After returning to New Delhi following the Washington meeting of the G-20 on the ongoing meltdown in the international economy, the Prime Minister said that the message at the gathering was that “the worst had not still been seen”. This, in fact, appears to be the most important outcome of the conference, because it tells the world that if it has been bad till now, the situation will be worse in the weeks and months ahead.

What this means on the ground, both for the rich and the poor alike, is that the belt-tightening steps, which have already been taken, will have to be continued and more such measures will have to be taken to tide over the developing crisis.

Indeed, there is statistical evidence that the future will be even worse than the present, in the figures that are being talked about regarding the performance of the US economy. A Washington report in Tuesday’s papers stated that the US economy would “contract at a faster pace in the fourth quarter” compared to the dismal showing in the two preceding quarters, “extending the decline into early 2009 as high unemployment crimps consumer-spending”. What this essentially means is that the world is in the grip of a recession, which has been statistically confirmed, one which has affected the leading economies, including Germany and Japan.

Providing a cushion

If this is the international setting, Dr Manmohan Singh and his team have their hands full in trying to control the impact on the Indian economy, which, because of its growing clout in the international marketplace, has become evenmore closely integrated with the world economic system than in the past.

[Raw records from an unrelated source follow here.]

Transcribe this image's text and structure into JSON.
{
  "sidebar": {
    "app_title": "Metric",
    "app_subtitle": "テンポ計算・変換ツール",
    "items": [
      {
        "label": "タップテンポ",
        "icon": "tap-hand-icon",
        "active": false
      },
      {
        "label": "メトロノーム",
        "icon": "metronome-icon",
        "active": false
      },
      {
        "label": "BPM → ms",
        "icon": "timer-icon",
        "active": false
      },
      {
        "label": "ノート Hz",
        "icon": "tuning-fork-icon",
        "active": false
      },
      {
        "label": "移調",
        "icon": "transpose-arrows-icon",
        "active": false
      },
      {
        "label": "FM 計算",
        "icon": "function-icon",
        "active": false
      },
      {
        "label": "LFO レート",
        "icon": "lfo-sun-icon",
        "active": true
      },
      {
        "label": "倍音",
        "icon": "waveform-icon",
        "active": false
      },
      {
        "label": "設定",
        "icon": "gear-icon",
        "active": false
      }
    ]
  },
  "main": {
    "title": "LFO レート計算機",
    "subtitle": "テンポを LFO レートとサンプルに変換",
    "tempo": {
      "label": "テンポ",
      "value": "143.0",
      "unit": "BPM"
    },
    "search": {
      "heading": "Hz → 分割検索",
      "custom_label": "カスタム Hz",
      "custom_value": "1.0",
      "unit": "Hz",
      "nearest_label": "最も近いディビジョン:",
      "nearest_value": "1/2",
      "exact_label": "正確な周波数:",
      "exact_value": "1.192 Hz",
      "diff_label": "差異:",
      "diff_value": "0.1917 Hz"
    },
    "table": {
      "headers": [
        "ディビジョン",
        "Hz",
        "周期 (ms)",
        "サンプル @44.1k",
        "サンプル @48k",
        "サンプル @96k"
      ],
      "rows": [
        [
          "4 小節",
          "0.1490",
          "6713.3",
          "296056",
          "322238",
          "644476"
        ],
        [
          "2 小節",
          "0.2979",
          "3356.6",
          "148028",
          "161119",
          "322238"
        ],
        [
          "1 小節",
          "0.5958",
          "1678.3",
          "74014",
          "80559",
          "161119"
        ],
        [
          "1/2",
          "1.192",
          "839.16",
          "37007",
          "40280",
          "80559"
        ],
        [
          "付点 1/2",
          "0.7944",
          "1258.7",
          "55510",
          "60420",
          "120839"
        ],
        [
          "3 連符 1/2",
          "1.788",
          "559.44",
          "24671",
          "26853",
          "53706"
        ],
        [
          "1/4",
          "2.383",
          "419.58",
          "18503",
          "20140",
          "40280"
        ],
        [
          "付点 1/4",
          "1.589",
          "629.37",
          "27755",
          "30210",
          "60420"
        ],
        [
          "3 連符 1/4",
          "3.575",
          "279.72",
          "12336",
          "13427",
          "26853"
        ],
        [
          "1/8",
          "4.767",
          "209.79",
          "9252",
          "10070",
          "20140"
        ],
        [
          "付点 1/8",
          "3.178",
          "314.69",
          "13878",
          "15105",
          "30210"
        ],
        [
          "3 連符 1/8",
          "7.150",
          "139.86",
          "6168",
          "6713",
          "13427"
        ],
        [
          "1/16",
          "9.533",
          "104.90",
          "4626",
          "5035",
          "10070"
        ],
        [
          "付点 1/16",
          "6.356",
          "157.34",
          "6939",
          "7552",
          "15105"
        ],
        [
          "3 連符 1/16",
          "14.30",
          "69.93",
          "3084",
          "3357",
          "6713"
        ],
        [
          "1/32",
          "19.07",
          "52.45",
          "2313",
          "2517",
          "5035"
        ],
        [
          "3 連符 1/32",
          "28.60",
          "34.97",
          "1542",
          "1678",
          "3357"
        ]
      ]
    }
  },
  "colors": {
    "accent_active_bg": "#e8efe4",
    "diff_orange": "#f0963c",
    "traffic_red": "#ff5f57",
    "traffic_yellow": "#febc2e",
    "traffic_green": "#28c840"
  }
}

The impact, as everyone knows, is two-fold. The first, at the level of supply of reasonably priced funds internally and, second, at the level of external demand for the products of domestic industry. This is why the point has been made that the palliative has to be applied through both fiscal and monetary routes, targeting the competitiveness of goods through the tax structure and regulating the price and availability of funds through interest rates and other banking instruments, respectively.

What is certain is that it will take some quarters for the recession to work its way through the West and Japan, a period during which the growth rate in India will have to be shored up to the best of New Delhi’s ability (complicating the process is a possible change in Government at the Centre during the period). There is another, and more worrying point as far as the domestic economy is concerned, which is that during this period companies will have no option but to prune their workforce not only to reduce costs but also to match manpower requirements with a declining production trend. Indeed, the process has already begun with a large number of small players announcing workforce-cuts, with the larger players taking steps to trim flab in expenses.

Outlook bleak

The immediate economic future for the world is, therefore, bleak. Profits will be down as well as employment. Not surprisingly, the latest GDP estimates for the national economy have been put at below seven per cent, which will probably be lowered even further with time. The drop in the inflation rate is actually a sign of an economy slowing down, a fall in demand colouring the entire scenario. In his “General Theory” Keynes had suggested that the authorities should start digging holes in the ground to pump up demand. Dr Manmohan Singh should plug the holes in the economy instead, if we are to prepare for a stronger economic future once the present nightmare ends.